The Pittsburgh Steelers will play the New York Giants Monday night to open their 2020 season and that contest will feature the return of quarterback Ben Roethlisberger to the field 364 days after he suffered his serious elbow injury. Ahead of the Monday night game against the Giants, Roethlisberger sat down for a one-on-one interview with Kirk Herbstreit of ESPN to talk about the injury he suffered, his decision to have surgery, and more.
During the interview, Herbstreit asked Roethlisberger to look back on the game 364 days ago in which he injured his elbow and the series of events that led up to it happening.
“Yeah, it actually was the week before New England, warming up, I just kind of felt some discomfort, which I had felt many times” Roethlisberger said. “And usually through adrenaline, getting warmed up, it goes away and it just never really kind of left. And so, I didn’t really think much of it. And then you go into the week of preparation for Seattle and you go out there and it feels okay, it doesn’t feel great, but it feels all right.”
Roethlisberger then proceeded to talk about when he knew he had probably suffered a serious injury in the Week 2 home game against the Seattle Seahawks.
“And then at the end of that half, I remember one throw, it just felt a lot different than it had ever felt before,” Roethlisberger said. “And once again, just kind of shake it off and keep going. And I threw a deep one down the right sideline to JuJu [Smith-Schuster], and that was a big deal. Like it felt off, it felt wrong. It hurt a lot more than it ever had and you know your body. You just feel different things.
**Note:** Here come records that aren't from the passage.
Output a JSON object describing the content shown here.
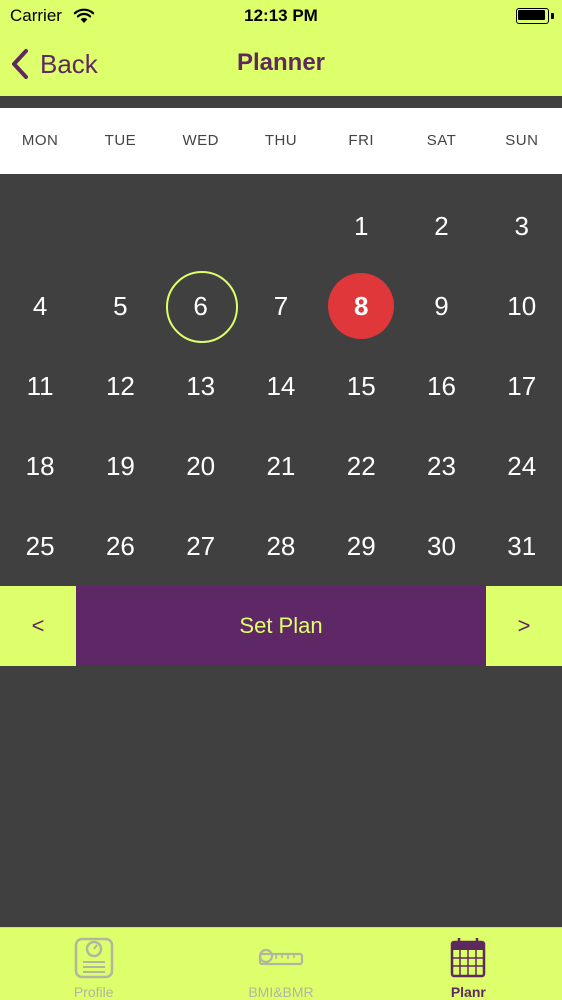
{
  "status_bar": {
    "carrier": "Carrier",
    "time": "12:13 PM"
  },
  "nav": {
    "back_label": "Back",
    "title": "Planner"
  },
  "calendar": {
    "weekdays": [
      "MON",
      "TUE",
      "WED",
      "THU",
      "FRI",
      "SAT",
      "SUN"
    ],
    "weeks": [
      [
        "",
        "",
        "",
        "",
        "1",
        "2",
        "3"
      ],
      [
        "4",
        "5",
        "6",
        "7",
        "8",
        "9",
        "10"
      ],
      [
        "11",
        "12",
        "13",
        "14",
        "15",
        "16",
        "17"
      ],
      [
        "18",
        "19",
        "20",
        "21",
        "22",
        "23",
        "24"
      ],
      [
        "25",
        "26",
        "27",
        "28",
        "29",
        "30",
        "31"
      ]
    ],
    "selected_day": "6",
    "today": "8"
  },
  "plan": {
    "prev_label": "<",
    "set_label": "Set Plan",
    "next_label": ">"
  },
  "tabs": [
    {
      "label": "Profile",
      "icon": "scale-icon",
      "active": false
    },
    {
      "label": "BMI&BMR",
      "icon": "tape-measure-icon",
      "active": false
    },
    {
      "label": "Planr",
      "icon": "calendar-icon",
      "active": true
    }
  ],
  "colors": {
    "accent": "#DDFF6B",
    "brand": "#5E2766",
    "today": "#E0383A",
    "background": "#404040"
  }
}
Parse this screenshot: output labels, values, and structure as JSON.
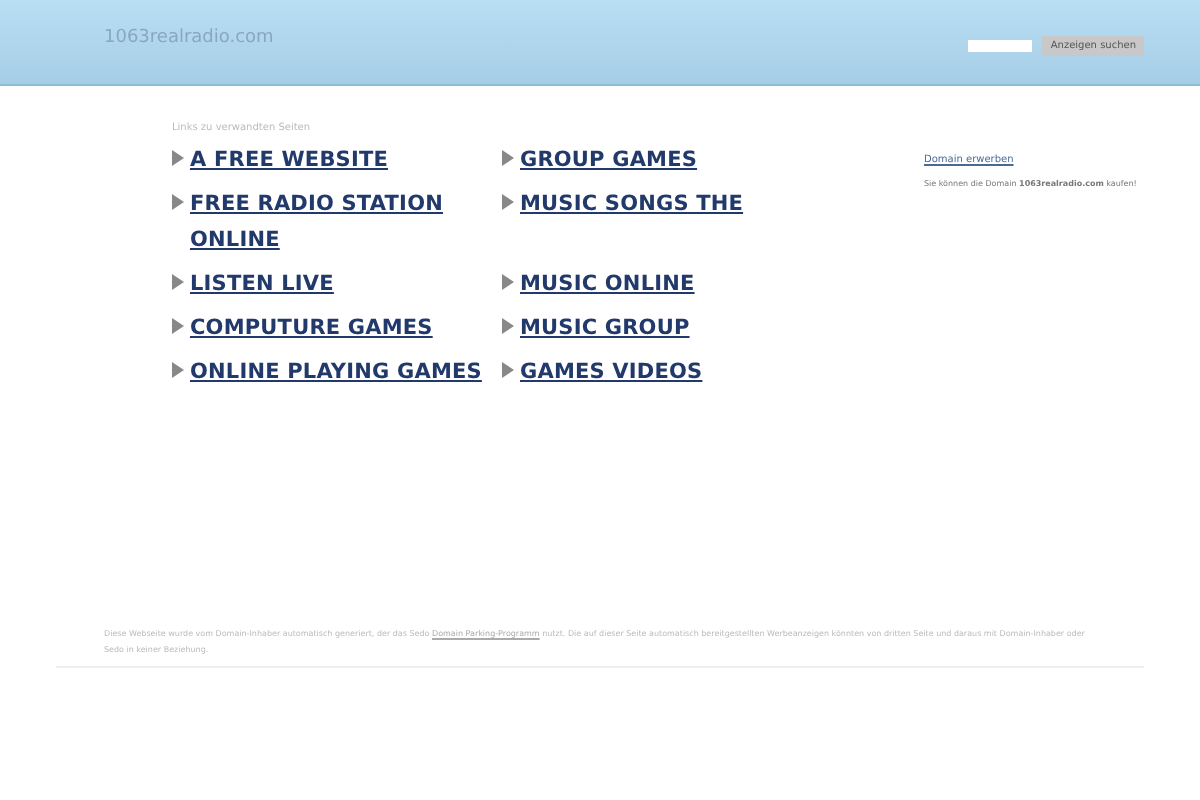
{
  "header": {
    "site_name": "1063realradio.com",
    "search_button": "Anzeigen suchen"
  },
  "links_heading": "Links zu verwandten Seiten",
  "links": [
    {
      "label": "A FREE WEBSITE"
    },
    {
      "label": "GROUP GAMES"
    },
    {
      "label": "FREE RADIO STATION ONLINE"
    },
    {
      "label": "MUSIC SONGS THE"
    },
    {
      "label": "LISTEN LIVE"
    },
    {
      "label": "MUSIC ONLINE"
    },
    {
      "label": "COMPUTURE GAMES"
    },
    {
      "label": "MUSIC GROUP"
    },
    {
      "label": "ONLINE PLAYING GAMES"
    },
    {
      "label": "GAMES VIDEOS"
    }
  ],
  "sidebar": {
    "link": "Domain erwerben",
    "text": "Sie können die Domain **1063realradio.com** kaufen!"
  },
  "footer": {
    "text_before": "Diese Webseite wurde vom Domain-Inhaber automatisch generiert, der das Sedo",
    "link": "Domain Parking-Programm",
    "text_after": "nutzt. Die auf dieser Seite automatisch bereitgestellten Werbeanzeigen könnten von dritten Seite und daraus mit Domain-Inhaber oder Sedo in keiner Beziehung."
  }
}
And I felt something different. And I think I had to throw one more pass to get out of the series and luckily it was a short one and just going to the sideline, just knowing that something wasn’t right.”
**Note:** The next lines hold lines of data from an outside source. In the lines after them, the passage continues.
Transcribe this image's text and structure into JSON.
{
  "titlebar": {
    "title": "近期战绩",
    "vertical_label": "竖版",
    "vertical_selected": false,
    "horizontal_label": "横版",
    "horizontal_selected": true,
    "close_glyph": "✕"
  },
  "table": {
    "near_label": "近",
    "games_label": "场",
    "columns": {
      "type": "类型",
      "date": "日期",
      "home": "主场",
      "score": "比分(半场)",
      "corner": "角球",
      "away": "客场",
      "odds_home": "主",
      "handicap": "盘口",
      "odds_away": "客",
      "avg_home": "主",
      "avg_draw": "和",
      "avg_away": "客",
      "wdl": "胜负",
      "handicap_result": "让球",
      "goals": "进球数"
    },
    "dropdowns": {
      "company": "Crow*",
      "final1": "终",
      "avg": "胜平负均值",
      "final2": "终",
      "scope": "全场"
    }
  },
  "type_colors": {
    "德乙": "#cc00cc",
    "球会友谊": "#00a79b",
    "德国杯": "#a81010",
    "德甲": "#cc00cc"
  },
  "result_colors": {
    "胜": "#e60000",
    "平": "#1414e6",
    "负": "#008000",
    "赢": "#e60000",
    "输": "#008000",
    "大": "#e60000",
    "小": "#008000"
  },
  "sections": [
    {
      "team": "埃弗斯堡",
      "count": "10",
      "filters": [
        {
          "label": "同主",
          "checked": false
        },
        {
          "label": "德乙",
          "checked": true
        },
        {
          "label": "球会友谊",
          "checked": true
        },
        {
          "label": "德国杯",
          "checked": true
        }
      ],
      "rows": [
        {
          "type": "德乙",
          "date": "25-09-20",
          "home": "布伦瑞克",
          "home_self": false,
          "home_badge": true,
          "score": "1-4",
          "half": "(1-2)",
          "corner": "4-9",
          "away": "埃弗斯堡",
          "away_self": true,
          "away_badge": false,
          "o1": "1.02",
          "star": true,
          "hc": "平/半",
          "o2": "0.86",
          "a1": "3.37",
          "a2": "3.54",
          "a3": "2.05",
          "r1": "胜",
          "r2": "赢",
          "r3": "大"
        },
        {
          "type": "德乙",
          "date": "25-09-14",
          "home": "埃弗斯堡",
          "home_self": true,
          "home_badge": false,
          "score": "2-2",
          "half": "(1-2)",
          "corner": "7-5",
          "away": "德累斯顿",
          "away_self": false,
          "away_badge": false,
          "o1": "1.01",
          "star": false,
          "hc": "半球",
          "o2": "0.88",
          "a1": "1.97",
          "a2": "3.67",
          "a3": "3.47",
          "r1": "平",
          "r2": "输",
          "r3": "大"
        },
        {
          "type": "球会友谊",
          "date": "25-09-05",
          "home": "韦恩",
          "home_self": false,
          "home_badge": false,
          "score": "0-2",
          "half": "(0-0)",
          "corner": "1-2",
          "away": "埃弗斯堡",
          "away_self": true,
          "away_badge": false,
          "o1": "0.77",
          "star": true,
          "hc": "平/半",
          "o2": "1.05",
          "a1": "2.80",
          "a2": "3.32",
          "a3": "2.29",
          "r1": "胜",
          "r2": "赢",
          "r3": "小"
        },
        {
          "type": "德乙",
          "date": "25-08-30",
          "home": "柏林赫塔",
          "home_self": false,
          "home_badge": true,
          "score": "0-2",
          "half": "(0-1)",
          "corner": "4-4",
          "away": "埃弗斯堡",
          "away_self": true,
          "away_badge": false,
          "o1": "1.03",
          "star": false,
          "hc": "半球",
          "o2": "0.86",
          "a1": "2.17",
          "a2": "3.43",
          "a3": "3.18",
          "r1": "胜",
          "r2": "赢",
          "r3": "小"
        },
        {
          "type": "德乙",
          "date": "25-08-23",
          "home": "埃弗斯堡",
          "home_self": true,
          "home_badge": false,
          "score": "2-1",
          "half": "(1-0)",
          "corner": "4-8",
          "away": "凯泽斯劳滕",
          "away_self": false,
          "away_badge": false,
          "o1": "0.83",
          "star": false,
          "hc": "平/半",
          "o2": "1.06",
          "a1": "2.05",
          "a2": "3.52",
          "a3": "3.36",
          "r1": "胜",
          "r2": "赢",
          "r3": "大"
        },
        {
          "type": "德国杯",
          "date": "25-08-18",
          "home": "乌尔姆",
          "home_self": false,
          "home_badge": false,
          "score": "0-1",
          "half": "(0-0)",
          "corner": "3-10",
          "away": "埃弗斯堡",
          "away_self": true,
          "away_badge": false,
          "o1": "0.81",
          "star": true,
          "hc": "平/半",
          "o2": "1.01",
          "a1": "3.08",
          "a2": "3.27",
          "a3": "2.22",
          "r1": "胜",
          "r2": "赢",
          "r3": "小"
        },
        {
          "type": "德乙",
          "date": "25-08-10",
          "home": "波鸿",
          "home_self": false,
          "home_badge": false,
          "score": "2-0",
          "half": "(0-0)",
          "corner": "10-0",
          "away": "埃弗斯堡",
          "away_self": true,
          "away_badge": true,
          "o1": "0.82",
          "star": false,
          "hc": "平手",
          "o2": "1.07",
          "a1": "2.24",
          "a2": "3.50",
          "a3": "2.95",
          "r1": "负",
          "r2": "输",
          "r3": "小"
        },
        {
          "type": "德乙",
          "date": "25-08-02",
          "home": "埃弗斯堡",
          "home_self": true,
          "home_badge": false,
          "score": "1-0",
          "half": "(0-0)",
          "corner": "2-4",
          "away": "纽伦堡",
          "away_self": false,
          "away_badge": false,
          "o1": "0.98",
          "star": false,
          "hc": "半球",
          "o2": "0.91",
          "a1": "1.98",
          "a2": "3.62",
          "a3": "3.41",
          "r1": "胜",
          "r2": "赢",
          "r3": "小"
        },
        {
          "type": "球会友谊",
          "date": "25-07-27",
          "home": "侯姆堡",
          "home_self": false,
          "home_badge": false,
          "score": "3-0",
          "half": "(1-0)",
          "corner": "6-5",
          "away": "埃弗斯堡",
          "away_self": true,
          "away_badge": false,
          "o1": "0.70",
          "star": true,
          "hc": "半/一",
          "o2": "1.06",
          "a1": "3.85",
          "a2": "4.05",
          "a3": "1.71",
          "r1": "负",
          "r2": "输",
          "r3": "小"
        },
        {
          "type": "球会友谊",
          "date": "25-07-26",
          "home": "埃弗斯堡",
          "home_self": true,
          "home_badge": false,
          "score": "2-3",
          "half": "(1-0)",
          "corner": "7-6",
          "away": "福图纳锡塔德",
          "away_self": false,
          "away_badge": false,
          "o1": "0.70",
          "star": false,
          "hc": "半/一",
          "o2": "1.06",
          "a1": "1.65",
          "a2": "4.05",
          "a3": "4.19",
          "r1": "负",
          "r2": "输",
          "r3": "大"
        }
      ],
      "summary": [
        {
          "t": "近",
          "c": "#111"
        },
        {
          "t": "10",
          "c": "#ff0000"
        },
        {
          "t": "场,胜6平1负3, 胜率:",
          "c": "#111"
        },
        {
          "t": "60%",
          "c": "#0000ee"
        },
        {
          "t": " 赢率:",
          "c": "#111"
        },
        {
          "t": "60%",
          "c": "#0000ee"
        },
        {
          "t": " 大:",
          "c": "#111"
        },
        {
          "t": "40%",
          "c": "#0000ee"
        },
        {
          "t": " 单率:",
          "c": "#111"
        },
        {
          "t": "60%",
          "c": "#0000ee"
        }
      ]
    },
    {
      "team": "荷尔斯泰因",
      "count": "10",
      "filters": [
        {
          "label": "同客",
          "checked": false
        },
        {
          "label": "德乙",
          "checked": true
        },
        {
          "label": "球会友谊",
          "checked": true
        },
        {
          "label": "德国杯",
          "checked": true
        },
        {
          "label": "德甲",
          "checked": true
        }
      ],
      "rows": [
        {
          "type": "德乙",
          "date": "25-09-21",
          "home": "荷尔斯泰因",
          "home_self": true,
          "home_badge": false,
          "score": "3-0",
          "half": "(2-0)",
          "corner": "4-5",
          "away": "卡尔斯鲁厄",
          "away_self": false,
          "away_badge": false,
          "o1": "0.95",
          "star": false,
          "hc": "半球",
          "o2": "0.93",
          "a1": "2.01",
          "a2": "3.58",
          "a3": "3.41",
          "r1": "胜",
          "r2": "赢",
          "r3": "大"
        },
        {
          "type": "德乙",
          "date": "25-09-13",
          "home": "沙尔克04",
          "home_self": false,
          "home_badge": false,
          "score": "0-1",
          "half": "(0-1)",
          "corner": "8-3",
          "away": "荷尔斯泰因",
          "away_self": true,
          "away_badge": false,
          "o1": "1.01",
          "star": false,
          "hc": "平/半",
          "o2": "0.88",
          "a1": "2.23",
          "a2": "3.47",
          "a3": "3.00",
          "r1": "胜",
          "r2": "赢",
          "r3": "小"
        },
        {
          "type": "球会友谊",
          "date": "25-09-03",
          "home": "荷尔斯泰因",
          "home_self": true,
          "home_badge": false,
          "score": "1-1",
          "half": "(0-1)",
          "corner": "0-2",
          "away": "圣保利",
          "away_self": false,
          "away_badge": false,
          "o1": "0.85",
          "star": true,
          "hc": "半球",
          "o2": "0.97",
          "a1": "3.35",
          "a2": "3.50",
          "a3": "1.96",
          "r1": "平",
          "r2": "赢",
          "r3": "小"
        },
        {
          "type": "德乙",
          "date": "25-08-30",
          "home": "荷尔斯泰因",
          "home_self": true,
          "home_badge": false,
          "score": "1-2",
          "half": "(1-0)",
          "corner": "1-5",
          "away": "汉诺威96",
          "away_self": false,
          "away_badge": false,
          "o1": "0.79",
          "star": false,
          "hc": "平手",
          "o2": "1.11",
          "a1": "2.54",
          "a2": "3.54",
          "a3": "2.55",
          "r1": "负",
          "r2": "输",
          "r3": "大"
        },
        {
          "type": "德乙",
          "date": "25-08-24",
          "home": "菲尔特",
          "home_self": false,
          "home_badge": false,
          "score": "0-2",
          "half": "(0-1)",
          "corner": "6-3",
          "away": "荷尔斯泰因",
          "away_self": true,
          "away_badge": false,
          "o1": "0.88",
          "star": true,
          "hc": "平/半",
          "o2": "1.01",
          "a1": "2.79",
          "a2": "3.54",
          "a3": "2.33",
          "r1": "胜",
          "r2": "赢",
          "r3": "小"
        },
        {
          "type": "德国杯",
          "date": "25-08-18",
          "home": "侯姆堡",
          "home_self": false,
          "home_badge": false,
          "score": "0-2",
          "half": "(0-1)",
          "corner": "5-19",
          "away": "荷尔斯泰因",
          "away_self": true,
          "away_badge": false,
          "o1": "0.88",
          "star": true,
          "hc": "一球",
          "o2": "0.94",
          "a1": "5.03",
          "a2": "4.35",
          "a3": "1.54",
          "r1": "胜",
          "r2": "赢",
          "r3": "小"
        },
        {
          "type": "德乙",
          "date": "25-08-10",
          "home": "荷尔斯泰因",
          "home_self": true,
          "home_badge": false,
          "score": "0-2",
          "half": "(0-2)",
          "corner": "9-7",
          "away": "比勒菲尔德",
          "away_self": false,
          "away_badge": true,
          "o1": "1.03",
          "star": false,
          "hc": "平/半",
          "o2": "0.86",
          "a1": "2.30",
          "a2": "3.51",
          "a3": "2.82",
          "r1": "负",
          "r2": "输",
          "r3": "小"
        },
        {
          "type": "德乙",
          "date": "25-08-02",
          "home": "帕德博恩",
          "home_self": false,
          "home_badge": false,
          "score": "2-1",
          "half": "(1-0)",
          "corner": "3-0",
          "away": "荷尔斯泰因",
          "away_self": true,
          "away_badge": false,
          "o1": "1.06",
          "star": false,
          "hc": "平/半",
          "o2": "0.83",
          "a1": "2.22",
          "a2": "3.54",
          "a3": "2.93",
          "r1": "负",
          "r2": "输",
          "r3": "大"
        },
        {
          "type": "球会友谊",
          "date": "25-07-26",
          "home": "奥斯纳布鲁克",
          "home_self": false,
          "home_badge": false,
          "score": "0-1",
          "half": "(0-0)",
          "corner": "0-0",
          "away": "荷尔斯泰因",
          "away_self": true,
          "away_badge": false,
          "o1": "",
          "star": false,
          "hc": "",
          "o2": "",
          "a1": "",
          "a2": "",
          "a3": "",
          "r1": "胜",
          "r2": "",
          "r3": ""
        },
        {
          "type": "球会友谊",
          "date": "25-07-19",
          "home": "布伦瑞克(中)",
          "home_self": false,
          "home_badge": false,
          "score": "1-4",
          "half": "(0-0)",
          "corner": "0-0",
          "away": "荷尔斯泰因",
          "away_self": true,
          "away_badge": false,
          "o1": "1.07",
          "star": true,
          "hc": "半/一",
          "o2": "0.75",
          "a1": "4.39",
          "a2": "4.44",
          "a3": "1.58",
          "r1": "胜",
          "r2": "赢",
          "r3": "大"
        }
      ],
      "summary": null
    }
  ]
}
When Roethlisberger went to the sideline it didn’t take long for Dr. James Bradley to find out that Roethlisberger seriously injured his elbow. Roethlisberger then underwent a few tests to determine the seriousness of his injury. The results showed that Roethlisberger would need season-ending surgery if he wanted a chance to resume his career as an NFL quarterback
When, when you realized the magnitude you visited with the doctors, you had basically two options, you know, it was either don’t have surgery and retire or have this surgery and have a long process back. Talk about when they told you that what you and your wife and your kind of your support group, what you guys went through to come to decision to, to have the surgery. He discussed that decision-making process with Herbstreit.
“Yeah, it was a tough phone call to get from Dr. Bradley, basically laying out two options,” Roethlisberger said. “It’s you don’t have to do anything and retire and not play football again. I could probably throw and play catch with the kids in the backyard, but I’ll never be an NFL quarterback throwing balls again. Or, I can go have surgery and I’m going to miss the year and most likely I’ll be able to come back, because they had never really had this happen before, so they weren’t sure. But I get to play again. And I thought about it for 30 seconds or so, my wife thought about a little longer and it was like, ‘let’s go.’ I just didn’t feel like I was done. I feel like I still have more to give this game and give the city, I still want to win trophies for this city. So, I just felt like I could do it.’
Roethlisberger will indeed start doing it again Monday night against the Giants. He hasn’t thrown a touchdown pass since in 624 days so you can imagine he’s excited to take the field Monday night at MetLife Stadium in East Rutherford, NJ and clear that final rehab hurdle in the process.
“I’m excited to play, too,” Roethlisberger told Herbstreit. “You know, the elbow feels really good. I’m excited to go out there and test it in a game situation. So, that’s the one kind of last hurdle is, what’s it feel like to get hit again, and what’s it feel like to throw in a game situation?”